The Williams case is a near textbook example of how prosecutors deal with crimes, even possibly racially motivated crimes. They may be horrific, but they are seen as common crimes and are treated as such. Few state prosecutor will chance inflaming racial passions and hatreds by slapping a hate crime tag on a case.

There's also the belief that hate crimes are mostly a thing of the past. When they do occur, they are isolated acts committed by a handful of quacks, and unreconstructed bigots, and that state authorities vigorously report and prosecute the perpetrators of these crimes.

When Congress passed the Hate Crimes Statistics Act of 1990, it compelled the FBI to collect figures on hate violence. However, it did not compel police agencies to report them. Record keeping on hate crimes is still left up to the discretion of local police chiefs and city officials. Many police departments still refuse to report hate crimes, or to label crimes in which gays, and minorities are targeted because of race or sexual preference as hate crimes. Still other police departments don't bother compiling them because they regard hate crimes as a politically loaded minefield that can tarnish their image and create even more racial friction. The official indifference by many police agencies to hate crimes prevents federal officials, even if they wanted to more aggressively enforce civil rights laws, from accurately gauging the magnitude of civil rights violence.

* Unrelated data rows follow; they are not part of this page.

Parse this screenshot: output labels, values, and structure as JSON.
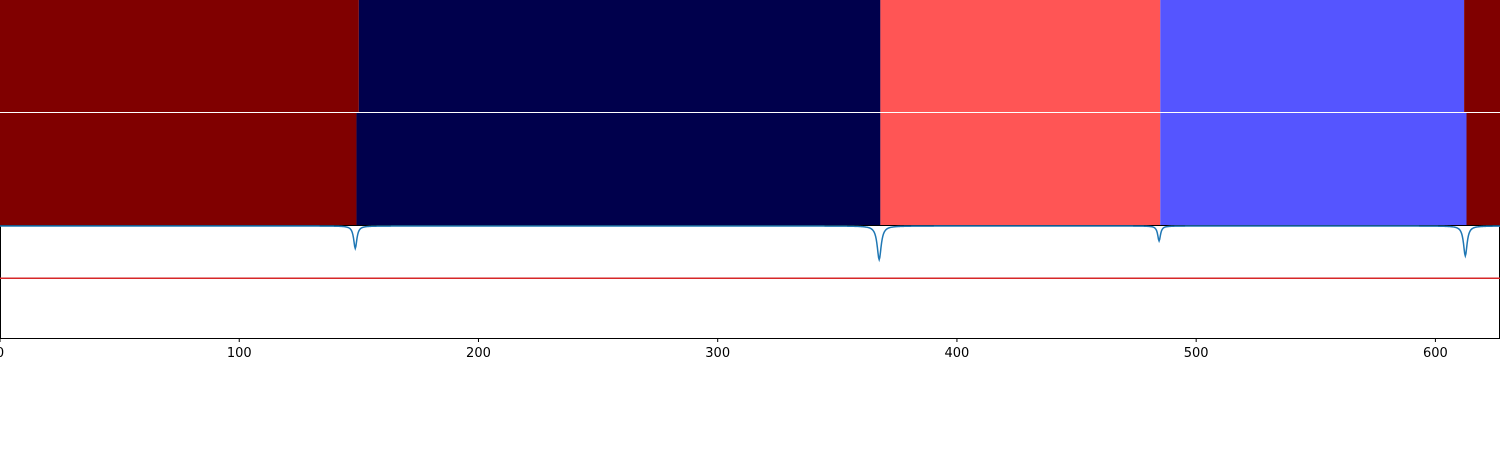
{
  "chart_data": {
    "type": "heatmap",
    "title": "",
    "xlabel": "",
    "ylabel": "",
    "xlim": [
      0,
      627
    ],
    "x_ticks": [
      0,
      100,
      200,
      300,
      400,
      500,
      600
    ],
    "x_tick_labels": [
      "0",
      "100",
      "200",
      "300",
      "400",
      "500",
      "600"
    ],
    "grid": false,
    "segment_rows": [
      {
        "segments": [
          {
            "start": 0,
            "end": 150,
            "color": "#800000"
          },
          {
            "start": 150,
            "end": 368,
            "color": "#00004c"
          },
          {
            "start": 368,
            "end": 485,
            "color": "#ff5555"
          },
          {
            "start": 485,
            "end": 612,
            "color": "#5555ff"
          },
          {
            "start": 612,
            "end": 627,
            "color": "#800000"
          }
        ]
      },
      {
        "segments": [
          {
            "start": 0,
            "end": 149,
            "color": "#800000"
          },
          {
            "start": 149,
            "end": 368,
            "color": "#00004c"
          },
          {
            "start": 368,
            "end": 485,
            "color": "#ff5555"
          },
          {
            "start": 485,
            "end": 613,
            "color": "#5555ff"
          },
          {
            "start": 613,
            "end": 627,
            "color": "#800000"
          }
        ]
      }
    ],
    "signal": {
      "color": "#1f77b4",
      "baseline": 1.0,
      "ylim": [
        -0.5,
        1.0
      ],
      "dips": [
        {
          "x": 148.5,
          "depth": 0.3,
          "width": 0.8
        },
        {
          "x": 367.5,
          "depth": 0.45,
          "width": 1.0
        },
        {
          "x": 484.5,
          "depth": 0.2,
          "width": 0.7
        },
        {
          "x": 612.5,
          "depth": 0.4,
          "width": 0.9
        }
      ]
    },
    "threshold": {
      "value": 0.3,
      "color": "#d62728"
    }
  }
}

The picture of how much hate violence there actually is in the country and even what constitutes hate violence is even more blurred by confusion and uncertainty over what makes a crime a hate crime. Simply pillorying someone with racial epithets while committing a physical assault may not pass the legal muster of what is a hate crime. The crucial element is whether the racial epithets shouted out were incidental to the attack or were they the precipitating factor in the attack? It's the finest of fine legal hair splitting. But ultimately that's what prosecutors rightly or wrong look at in deciding whether they have any chance to get convictions in crimes where race is involved.